The Biennial New Zealand Census of Women's Participation 2010 released today contains no new issues, Minister of Women's Affairs Pansy Wong says.
She says that is why in the two years she has been Minister she and the Ministry of Women's Affairs have made getting more women in leadership and closing the gender pay gap two of their three priorities.
"The number of women on state sector boards is consistently above 40 per cent. Australia has only just made 40 per cent its target and Norway legislates for 40 per cent of women on boards.
Mrs Wong says the National Government has been focusing on getting more women on SOE boards. In the MWA 2008 stocktake women made up 32 per cent of SOE boards in the 2009 stocktake that increased to 35 per cent.
"Huge improvements need to occur in the NZSX top 100 companies, where women now make up 9.3 per cent of directors. This is a very small increase from 8.6 per cent in 2008.
"That is why the Government launched Women on Boards, making the business case for more women directors, last year.
"I am very pleased that the New Zealand Shareholders Association has made getting more women on boards one of its three objectives and it is practicing what it preaches by using the MWA's Nomination Service to appoint three women directors to their association.''
Mrs Wong says nationally, the gender pay gap has been closing over the past two years.
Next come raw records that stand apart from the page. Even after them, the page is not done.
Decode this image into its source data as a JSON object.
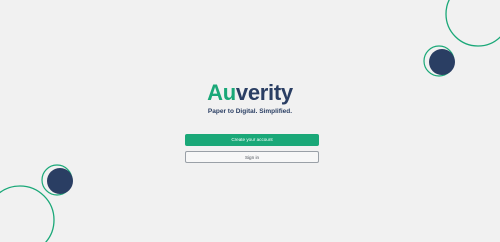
{
  "brand": {
    "name_accent": "Au",
    "name_rest": "verity",
    "tagline": "Paper to Digital. Simplified.",
    "accent_color": "#1aa878",
    "primary_color": "#2a3e63"
  },
  "actions": {
    "create_account_label": "Create your account",
    "sign_in_label": "Sign in"
  },
  "decoration": {
    "icons": [
      "circle-outline-icon",
      "filled-circle-icon"
    ]
  }
}
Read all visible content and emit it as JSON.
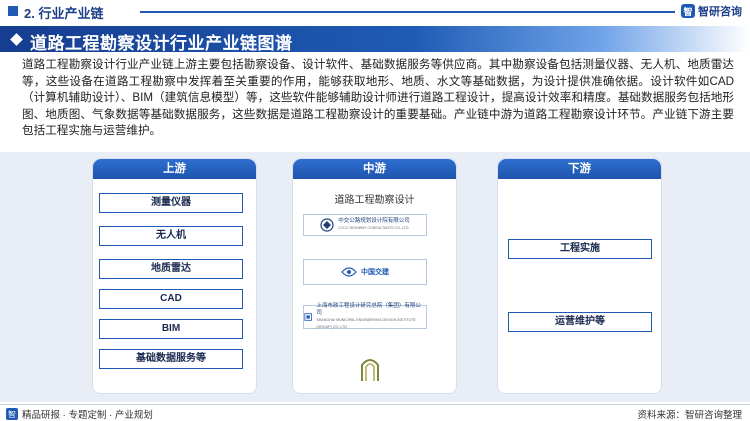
{
  "section": {
    "title": "2. 行业产业链"
  },
  "brand": {
    "name": "智研咨询",
    "logo_glyph": "智"
  },
  "banner": {
    "title": "道路工程勘察设计行业产业链图谱"
  },
  "description": "道路工程勘察设计行业产业链上游主要包括勘察设备、设计软件、基础数据服务等供应商。其中勘察设备包括测量仪器、无人机、地质雷达等，这些设备在道路工程勘察中发挥着至关重要的作用，能够获取地形、地质、水文等基础数据，为设计提供准确依据。设计软件如CAD（计算机辅助设计）、BIM（建筑信息模型）等，这些软件能够辅助设计师进行道路工程设计，提高设计效率和精度。基础数据服务包括地形图、地质图、气象数据等基础数据服务，这些数据是道路工程勘察设计的重要基础。产业链中游为道路工程勘察设计环节。产业链下游主要包括工程实施与运营维护。",
  "upstream": {
    "label": "上游",
    "items": [
      "测量仪器",
      "无人机",
      "地质雷达",
      "CAD",
      "BIM",
      "基础数据服务等"
    ]
  },
  "midstream": {
    "label": "中游",
    "subtitle": "道路工程勘察设计",
    "companies": [
      {
        "name": "中交公路规划设计院有限公司",
        "sub": "CCCC HIGHWAY CONSULTANTS CO.,LTD."
      },
      {
        "name": "中国交建",
        "sub": ""
      },
      {
        "name": "上海市政工程设计研究总院（集团）有限公司",
        "sub": "SHANGHAI MUNICIPAL ENGINEERING DESIGN INSTITUTE (GROUP) CO.,LTD."
      }
    ]
  },
  "downstream": {
    "label": "下游",
    "items": [
      "工程实施",
      "运营维护等"
    ]
  },
  "footer": {
    "left": "精品研报 · 专题定制 · 产业规划",
    "right": "资料来源：智研咨询整理"
  },
  "watermark": "智研咨询",
  "colors": {
    "primary": "#1f5bb5",
    "dark": "#163d8f",
    "panel_bg": "#e9eef6"
  }
}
Since 2004 it has been sitting at around 12 per cent but last year dropped to 11.3 per cent and this year to 10.6 per cent. Mrs Wong says despite this, New Zealand cannot be complacent. There is still work to do.
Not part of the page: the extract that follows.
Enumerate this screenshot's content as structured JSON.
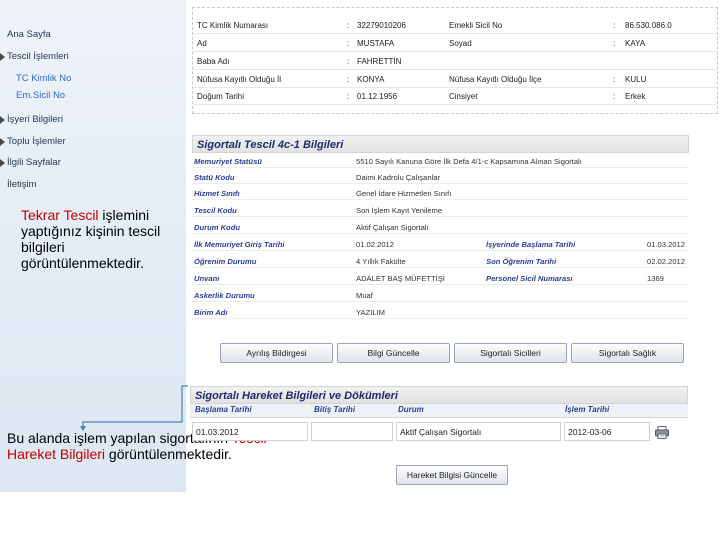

She says the Ministry of Women's Affairs is working on four work streams.
Getting more women into male dominated trades as occupational segregation accounts for up to 25 per cent of the gender pay gap.
The Ministry's work with the Institute of Accountants identified that flexible work practices can lead to higher profitability, lower staff turnover and also accommodates contemporary workforce expectations. The Ministry is also working to create pathways for women in low paid sectors to move upwards, and tracking male and female graduate income.